Some ballplayers rack up win after win from the pitcher’s mound. Others bash hit after hit. Managers capture the coveted Roll Call trophy and put it on display in their offices. Any of these career paths can lead to recognition and honors.
But what about the low-key player who, over the course of 14 years, out-pitches his more celebrated teammates, wins an MVP award for his defensive prowess, changes the way pitchers are handled — and is the only player to ever strike out a Hall of Famer? One man has accomplished all of the above, and for that we have selected former Rep. Bart Stupak, D-Mich., as the 2014 inductee into the Roll Call Congressional Baseball Hall of Fame.
It might not have been the debut the former college outfielder/reliever had been hoping for, but it wasn’t bad for a guy with a bum shoulder that was shattered in a motorcycle accident and has since undergone three operations.
But the following year something changed. No manager had made a call to the bullpen in at least six years when Democrat Martin Olav Sabo of Minnesota took the ball from his starter, Rep. Melvin Watt of North Carolina, and handed it to Stupak, who had impressed his teammates during practice and had already thrown out a runner at third from his spot in right field. Stupak pitched the final frame, striking out one batter and giving up two hits without allowing a run. (The Republicans had already scored 17.)
Stupak would go on to pitch in relief five more times over his final 11 games but never appeared as a starter. “Sabo just had his people and he played them,” said Stupak, who came back year after year despite ongoing Republican dominance and limited opportunities to pitch.
He pitched a total of seven innings, allowing just three earned runs on nine hits and 12 walks, while striking out five batters. Since that 1999 pitching debut, relievers have become commonplace in congressional baseball — even Stupak has been pulled from a game for another reliever.
And yet Stupak’s fondest memory and biggest honor came for his play at first base in 2009, rather than on the mound. It might seem hard to believe that a game with a final score of 15–10 could have featured outstanding defensive play, but those memorable moments in the field ensured the first Democratic victory since 2000. Stupak didn’t get any hits or score any runs, but his tumbling-over-the-rail catch of a foul ball and generally solid play in the field garnered him a share of Most Valuable Player honors that year. “The catch everyone still talks about,” Stupak said, noting that the clip is on YouTube.

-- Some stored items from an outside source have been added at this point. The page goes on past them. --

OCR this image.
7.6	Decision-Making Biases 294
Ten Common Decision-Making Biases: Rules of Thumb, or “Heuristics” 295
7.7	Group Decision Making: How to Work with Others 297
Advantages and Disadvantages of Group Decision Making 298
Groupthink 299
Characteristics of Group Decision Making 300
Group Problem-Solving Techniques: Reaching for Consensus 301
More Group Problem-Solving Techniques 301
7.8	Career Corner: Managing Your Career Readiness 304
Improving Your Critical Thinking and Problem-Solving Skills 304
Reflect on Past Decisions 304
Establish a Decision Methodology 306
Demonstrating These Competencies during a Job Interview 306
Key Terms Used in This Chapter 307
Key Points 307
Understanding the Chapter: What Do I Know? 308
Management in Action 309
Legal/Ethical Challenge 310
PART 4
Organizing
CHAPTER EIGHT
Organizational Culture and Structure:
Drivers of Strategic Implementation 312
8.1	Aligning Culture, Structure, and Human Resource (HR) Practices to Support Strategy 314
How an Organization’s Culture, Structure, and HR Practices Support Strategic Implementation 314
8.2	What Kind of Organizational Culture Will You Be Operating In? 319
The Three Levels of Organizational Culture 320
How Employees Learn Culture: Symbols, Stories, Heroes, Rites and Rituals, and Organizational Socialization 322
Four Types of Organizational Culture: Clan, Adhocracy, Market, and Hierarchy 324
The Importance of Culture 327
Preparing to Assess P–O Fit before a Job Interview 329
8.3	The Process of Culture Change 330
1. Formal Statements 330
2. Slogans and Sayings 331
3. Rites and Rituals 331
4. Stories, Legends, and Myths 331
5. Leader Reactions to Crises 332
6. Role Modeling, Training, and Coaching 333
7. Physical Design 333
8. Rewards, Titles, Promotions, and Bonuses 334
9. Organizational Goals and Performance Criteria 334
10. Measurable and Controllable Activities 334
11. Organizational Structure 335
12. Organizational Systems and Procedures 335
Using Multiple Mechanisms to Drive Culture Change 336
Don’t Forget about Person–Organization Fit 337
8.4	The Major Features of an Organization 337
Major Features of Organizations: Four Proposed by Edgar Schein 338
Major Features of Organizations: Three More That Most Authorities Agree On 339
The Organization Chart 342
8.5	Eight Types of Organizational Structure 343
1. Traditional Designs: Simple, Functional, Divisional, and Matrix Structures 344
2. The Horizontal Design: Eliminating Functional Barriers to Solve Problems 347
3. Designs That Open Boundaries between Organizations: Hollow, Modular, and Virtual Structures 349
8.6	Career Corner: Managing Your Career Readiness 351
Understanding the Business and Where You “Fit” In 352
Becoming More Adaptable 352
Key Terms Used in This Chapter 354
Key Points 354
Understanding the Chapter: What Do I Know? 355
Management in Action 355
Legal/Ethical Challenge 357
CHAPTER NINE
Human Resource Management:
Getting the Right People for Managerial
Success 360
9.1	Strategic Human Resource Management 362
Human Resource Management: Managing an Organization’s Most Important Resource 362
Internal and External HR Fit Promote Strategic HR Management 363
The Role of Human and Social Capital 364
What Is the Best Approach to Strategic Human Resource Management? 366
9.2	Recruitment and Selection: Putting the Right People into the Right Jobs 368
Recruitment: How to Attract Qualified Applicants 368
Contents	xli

Stupak, who retired from baseball and Congress after the 2010 season, has been working with the current players on their defense. “I’m the third base coach and I work with the infield,” Stupak said, proudly pointing to the team’s defensive performance in a 22-0 victory in 2013: “We didn’t have an error last year.”
And despite all those accomplishments, Stupak couldn’t help taking a friendly dig at a former opponent. “Zach Wamp was one of my best friends,” Stupak said of the retired Tennessee Republican, setting up the big reveal. “I was the only one to strike him out. And he still complains about it.”
Wamp, who was inducted into the Roll Call Congressional Baseball Hall of Fame last year, was no slouch: He batted better than .500 over a dazzling 13 years. And he hasn’t forgotten that one game at the end of his career.
“He can actually take it to the grave, that rascal,” Wamp said. “He had just enough Upper Peninsula junk on the ball.”
Wamp had a number of other words he used to describe Stupak: fearless, warrior. “He’s not the most naturally talented, but he’s a scrapper, a fighter,” Wamp explained.
“He had a big smile on his face. I just walked back to the dugout,” Wamp recalled of the K.
Stupak is still smiling, because he’s still playing ball, even if it’s a very different version of the game these days.
Once a year, he heads to Mackinac Island, home of the “oldest continuously played field in Michgan,” according to Stupak. He plays in a “vintage baseball” game there that follows 1860s rules: no gloves, batted balls caught on one bounce are an out and no stealing.
“I usually come back with a broken finger or two,” Stupak said with a laugh. “It’s a slow-pitch, defensive game. And we won 4-1 last year.”
Over his many years of fighting through losing seasons, trying to get more playing time and celebrating the game’s history, he followed a simple sentiment: “What keeps you going is the love of the game.”